WASHINGTON (Legal Newsline) - The company behind Chicken of the Sea International and Bumble Bee Foods LLC recently discarded their plan to merge after the Department of Justice related serious misgivings about the proposed transaction’s harmful effect on competition.

Chicken of the Sea products are marketed by Tri-Union Seafoods LLC, a subsidiary of Thai Union Group P.C.L. based in Samutsakhon, Thailand. Thai Union is the world’s largest shelf-stable tuna producer, and its proposed purchase of Bumble Bee would have blended the second and third largest marketers of tuna fish in the nation.

The Department of Justice expressed strong concerns about the proposed acquisition in an industry long dominated by only three major brands. In addition to Chicken of the Sea and Bumble Bee, Starkist also holds a strong domestic market share.

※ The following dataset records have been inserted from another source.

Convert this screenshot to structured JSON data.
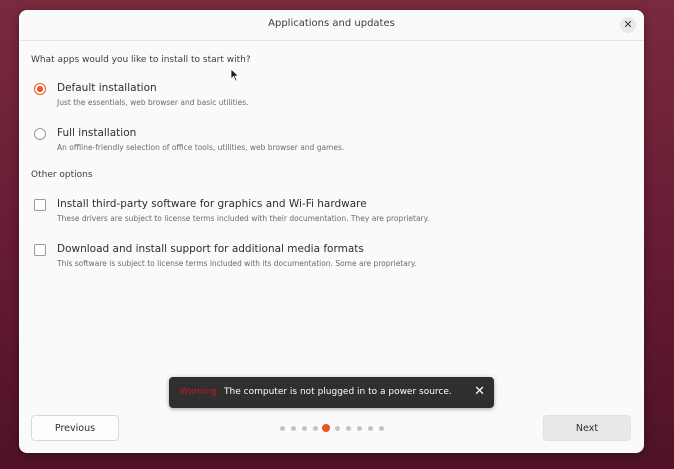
{
  "window": {
    "title": "Applications and updates",
    "close_icon": "close-icon"
  },
  "main": {
    "question": "What apps would you like to install to start with?",
    "install_options": [
      {
        "label": "Default installation",
        "description": "Just the essentials, web browser and basic utilities.",
        "selected": true
      },
      {
        "label": "Full installation",
        "description": "An offline-friendly selection of office tools, utilities, web browser and games.",
        "selected": false
      }
    ],
    "other_options_label": "Other options",
    "other_options": [
      {
        "label": "Install third-party software for graphics and Wi-Fi hardware",
        "description": "These drivers are subject to license terms included with their documentation. They are proprietary.",
        "checked": false
      },
      {
        "label": "Download and install support for additional media formats",
        "description": "This software is subject to license terms included with its documentation. Some are proprietary.",
        "checked": false
      }
    ]
  },
  "toast": {
    "warning_label": "Warning:",
    "message": "The computer is not plugged in to a power source.",
    "close_icon": "close-icon"
  },
  "footer": {
    "previous_label": "Previous",
    "next_label": "Next",
    "progress": {
      "total_steps": 10,
      "current_step": 5
    }
  },
  "colors": {
    "accent": "#e95420",
    "warning": "#c7162b"
  }
}
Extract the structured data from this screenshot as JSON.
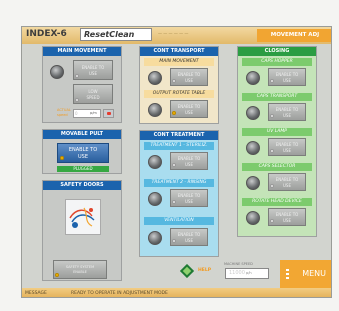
{
  "header": {
    "title": "INDEX-6",
    "brand": "ResetClean",
    "middle": "— — — — — —",
    "right_label": "MOVEMENT ADJ"
  },
  "main_movement": {
    "title": "MAIN MOVEMENT",
    "enable_label": "ENABLE TO USE",
    "low_speed_label": "LOW SPEED",
    "actual_label": "ACTUAL",
    "speed_label": "speed",
    "unit": "p/m",
    "value": "0"
  },
  "movable_pult": {
    "title": "MOVABLE PULT",
    "enable_label": "ENABLE TO USE",
    "status": "PLUGGED"
  },
  "safety_doors": {
    "title": "SAFETY DOORS",
    "system_label": "SAFETY SYSTEM ENABLE"
  },
  "cont_transport": {
    "title": "CONT TRANSPORT",
    "items": [
      {
        "label": "MAIN MOVEMENT",
        "button": "ENABLE TO USE"
      },
      {
        "label": "OUTPUT ROTATE TABLE",
        "button": "ENABLE TO USE"
      }
    ]
  },
  "cont_treatment": {
    "title": "CONT TREATMENT",
    "items": [
      {
        "label": "TREATMENT 1 - STERILIZ.",
        "button": "ENABLE TO USE"
      },
      {
        "label": "TREATMENT 2 - RINSING",
        "button": "ENABLE TO USE"
      },
      {
        "label": "VENTILATION",
        "button": "ENABLE TO USE"
      }
    ]
  },
  "closing": {
    "title": "CLOSING",
    "items": [
      {
        "label": "CAPS HOPPER",
        "button": "ENABLE TO USE"
      },
      {
        "label": "CAPS TRANSPORT",
        "button": "ENABLE TO USE"
      },
      {
        "label": "UV LAMP",
        "button": "ENABLE TO USE"
      },
      {
        "label": "CAPS SELECTOR",
        "button": "ENABLE TO USE"
      },
      {
        "label": "ROTATE HEAD DEVICE",
        "button": "ENABLE TO USE"
      }
    ]
  },
  "help": {
    "label": "HELP"
  },
  "machine_speed": {
    "label": "MACHINE SPEED",
    "value": "11000",
    "unit": "p/h"
  },
  "menu": {
    "label": "MENU"
  },
  "status": {
    "label": "MESSAGE",
    "text": "READY TO OPERATE IN ADJUSTMENT MODE"
  },
  "colors": {
    "blue": "#1b63ad",
    "green": "#2b9d43",
    "orange": "#f2a733"
  }
}
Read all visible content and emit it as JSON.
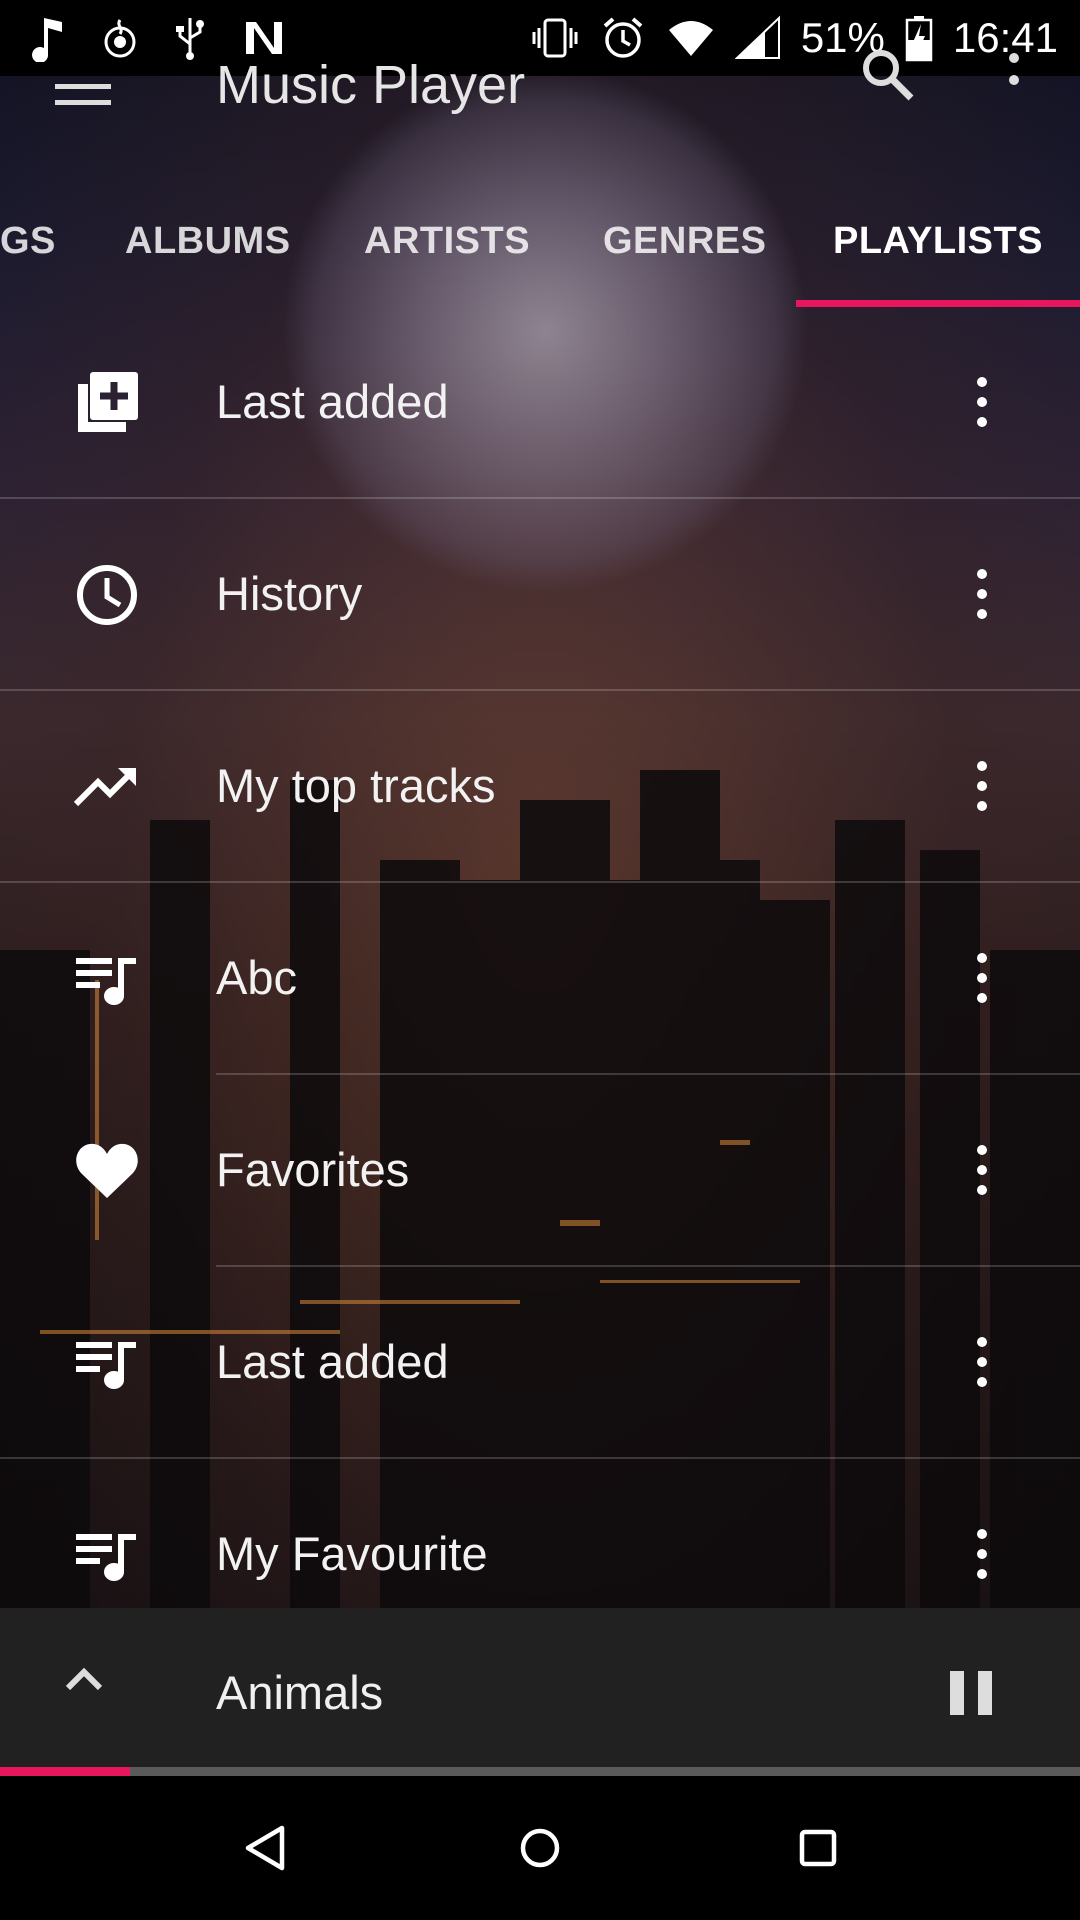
{
  "status_bar": {
    "battery": "51%",
    "time": "16:41"
  },
  "app": {
    "title": "Music Player"
  },
  "tabs": [
    {
      "label": "GS",
      "active": false
    },
    {
      "label": "ALBUMS",
      "active": false
    },
    {
      "label": "ARTISTS",
      "active": false
    },
    {
      "label": "GENRES",
      "active": false
    },
    {
      "label": "PLAYLISTS",
      "active": true
    }
  ],
  "playlists": [
    {
      "label": "Last added",
      "icon": "playlist-add-icon"
    },
    {
      "label": "History",
      "icon": "clock-icon"
    },
    {
      "label": "My top tracks",
      "icon": "trending-up-icon"
    },
    {
      "label": "Abc",
      "icon": "playlist-music-icon"
    },
    {
      "label": "Favorites",
      "icon": "heart-icon"
    },
    {
      "label": "Last added",
      "icon": "playlist-music-icon"
    },
    {
      "label": "My Favourite",
      "icon": "playlist-music-icon"
    }
  ],
  "mini_player": {
    "song": "Animals",
    "progress": 0.12
  },
  "colors": {
    "accent": "#e8175d",
    "mini_player_bg": "#212121"
  }
}
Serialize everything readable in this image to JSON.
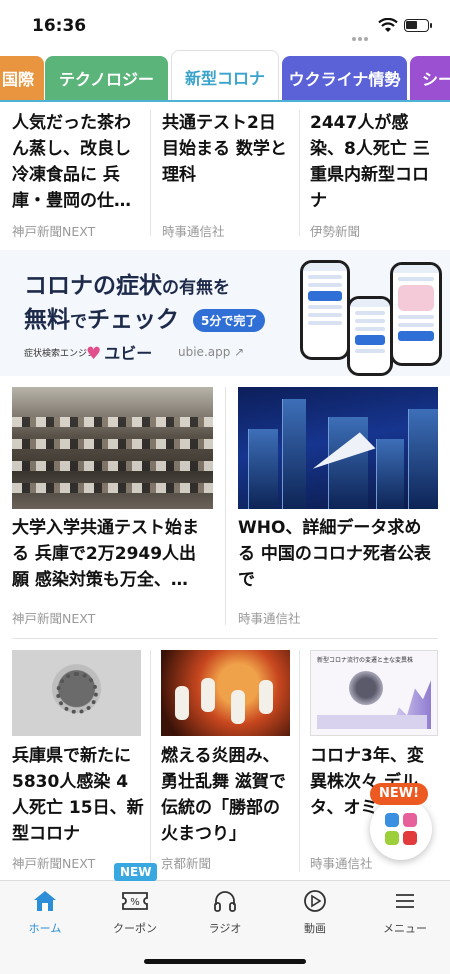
{
  "status_bar": {
    "time": "16:36"
  },
  "tabs": [
    {
      "label": "国際",
      "color": "#e9953f"
    },
    {
      "label": "テクノロジー",
      "color": "#5bb47a"
    },
    {
      "label": "新型コロナ",
      "color": "#ffffff",
      "active": true
    },
    {
      "label": "ウクライナ情勢",
      "color": "#5b61d6"
    },
    {
      "label": "シー",
      "color": "#9b4fd1"
    }
  ],
  "row1": [
    {
      "headline": "人気だった茶わん蒸し、改良し冷凍食品に 兵庫・豊岡の仕…",
      "source": "神戸新聞NEXT"
    },
    {
      "headline": "共通テスト2日目始まる 数学と理科",
      "source": "時事通信社"
    },
    {
      "headline": "2447人が感染、8人死亡 三重県内新型コロナ",
      "source": "伊勢新聞"
    }
  ],
  "ad": {
    "line1_main": "コロナの症状",
    "line1_small": "の有無を",
    "line2_main": "無料",
    "line2_small": "で",
    "line2_main2": "チェック",
    "pill": "5分で完了",
    "engine": "症状検索エンジン",
    "brand": "ユビー",
    "url": "ubie.app"
  },
  "row2": [
    {
      "headline": "大学入学共通テスト始まる 兵庫で2万2949人出願 感染対策も万全、…",
      "source": "神戸新聞NEXT"
    },
    {
      "headline": "WHO、詳細データ求める 中国のコロナ死者公表で",
      "source": "時事通信社"
    }
  ],
  "row3": [
    {
      "headline": "兵庫県で新たに5830人感染 4人死亡 15日、新型コロナ",
      "source": "神戸新聞NEXT"
    },
    {
      "headline": "燃える炎囲み、勇壮乱舞 滋賀で伝統の「勝部の火まつり」",
      "source": "京都新聞"
    },
    {
      "headline": "コロナ3年、変異株次々 デルタ、オミ…続く",
      "source": "時事通信社",
      "image_caption": "新型コロナ流行の変遷と主な変異株"
    }
  ],
  "fab": {
    "badge": "NEW!"
  },
  "bottom_nav": {
    "new_badge": "NEW",
    "items": [
      {
        "label": "ホーム",
        "icon": "home-icon"
      },
      {
        "label": "クーポン",
        "icon": "coupon-icon"
      },
      {
        "label": "ラジオ",
        "icon": "headphones-icon"
      },
      {
        "label": "動画",
        "icon": "play-icon"
      },
      {
        "label": "メニュー",
        "icon": "menu-icon"
      }
    ]
  },
  "colors": {
    "accent": "#2c8ed6",
    "new_orange": "#ec5a21",
    "new_blue": "#3aa8e0"
  }
}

“Consumers are better off without this deal,” said Assistant Attorney General Bill Baer of the department’s Antitrust Division. “Our investigation convinced us – and the parties knew or should have known from the get go – that the market is not functioning competitively today, and further consolidation would only make things worse.”

Domestically, Chicken of the Sea is headquartered in San Diego, California and sells its products under the brand names of Van Camps, Genova, Pacific Pearl, and Ace of Diamonds as well as its own name. Its revenues exceeded $400 million in 2013.

Bumble Bee, also San Diego-based, markets shelf-stable seafood under the Bumble Bee, Wild Selections, Beach Cliff, Brunswick, and Snow’s brands; it is owned by the privately held Lion Capital LLP.